- Born: January 23, 1956 Denver, Colorado
- Occupation: City Council Member
- Parent(s): Castella Price and Walter Wedgeworth, Sr.

= Elbra Wedgeworth =

Denver politician

Elbra Mae Wedgeworth (born 1956) is a civil servant in Denver, Colorado. Wedgeworth is the only person in recent history to hold positions in all three branches of Denver's city government.

==Biography==
Elbra Mae Wedgeworth was born January 23, 1956, to parents Castella Price and Walter Wedgeworth, Sr. Growing up, she lived in the Curtis Park neighborhood of Denver and graduated Manual High School in 1974. When she was young, Wedgeworth planned to become a social worker.

==Career==
Wedgeworth received her B.A. in sociology/anthropology from the University of Redlands in 1978.

In 1989, Wedgeworth became City Council Senior Analyst. From 1994 to 1996, she was Clerk and Recorder for the City and County of Denver. She was part of Mayor Wellington Webb's administration as part of the Denver Election Commission.

From 1996-1999, Wedgeworth was Director of Community Relations and Philanthropic Affairs at Denver Health and Hospital Authority. In this role, she reinstated the Board of Directors and launched the Denver Health Foundation.

In 1999, Wedgeworth was elected to the District 8 seat of the Denver City Council. She was City Council President Pro Tempore from July 2001 to July 2002, and served as Denver City Council President from July 2003 to July 2005. She is the second African American to serve as City Council President.

In 2007, Wedgeworth resigned from City Council and became the Chief Government and Community Relations Office for Denver Health. In this role, she was the liaison to governmental legislative matters and the Community Engagement Initiatives. She was instrumental in a $1 billion bond in 2017 that funds the hospital's new outpatient medical center.

Wedgeworth oversaw the reopening of Union Station as the Chair of the Union Station Redevelopment Project. She was the first African American woman to chair the Downtown Denver Partnership.
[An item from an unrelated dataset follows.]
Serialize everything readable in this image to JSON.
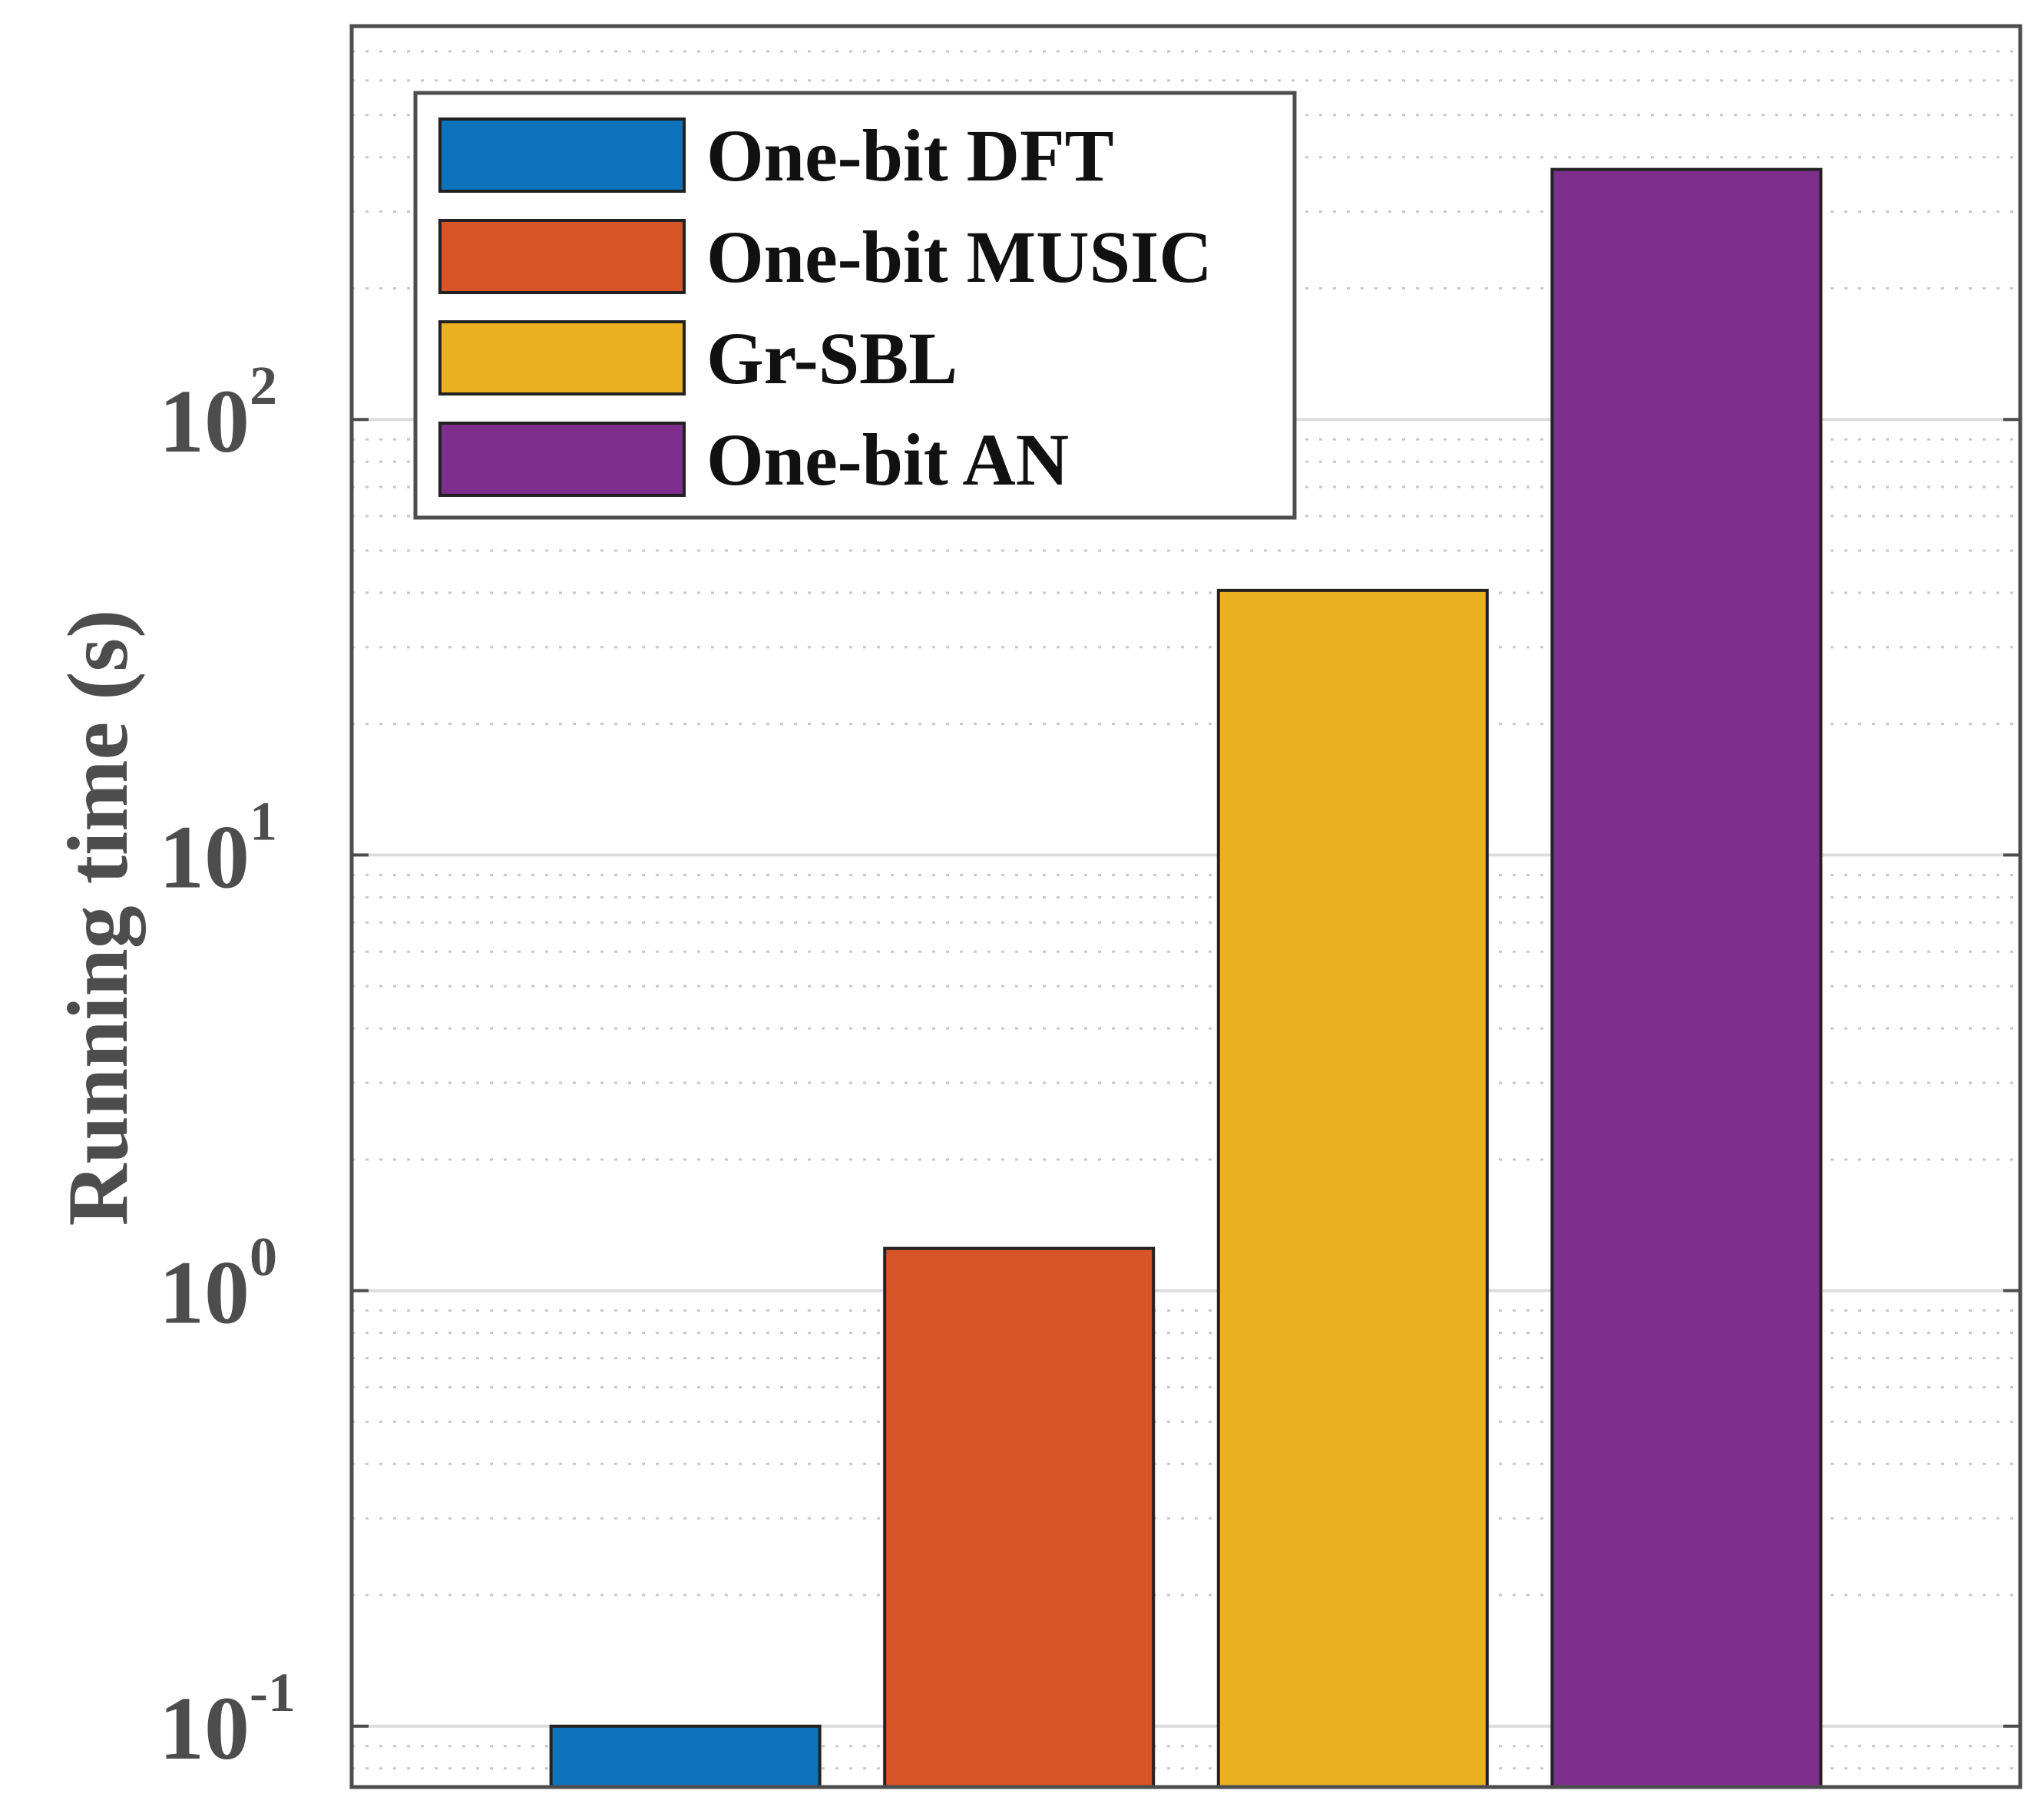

Wedgeworth was President and Chair of the Board for the Denver 2008 Convention Host Committee as part of the Democratic National Convention. She is the first African American person to head a national convention host committee.

Wedgeworth retired on December 31, 2019, from her position at Denver Health and Hospital Authority.

In 2020, Wedgeworth joined Denver Public Schools as a senior adviser. Her role was to support schools and coordinate a multi-agency partnership that works with communities dealing with youth violence.

She is part of the Board of Trustees for University of the Redlands.

==Recognition==
- 2001 - Denver Business Journal Outstanding Women in Business
- 2006 - Martin Luther King Jr Humanitarian Award
- 2013 - Colorado Women's Chamber of Commerce ATHENA Award
- 2014 - Blacks in Colorado Hall of Fame
- 2015 - Legacy Award from Denver Business Journal
- 2018 - City Year Honoree and Ripples of Hope Recipient from Denver Health
- 2021 - David J. Cole Denver Public Safety Citizens Award

In August 2014, in recognition of her service to Denver, the Elbra M. Wedgeworth Municipal Building was named for her in Denver's Five Points neighborhood.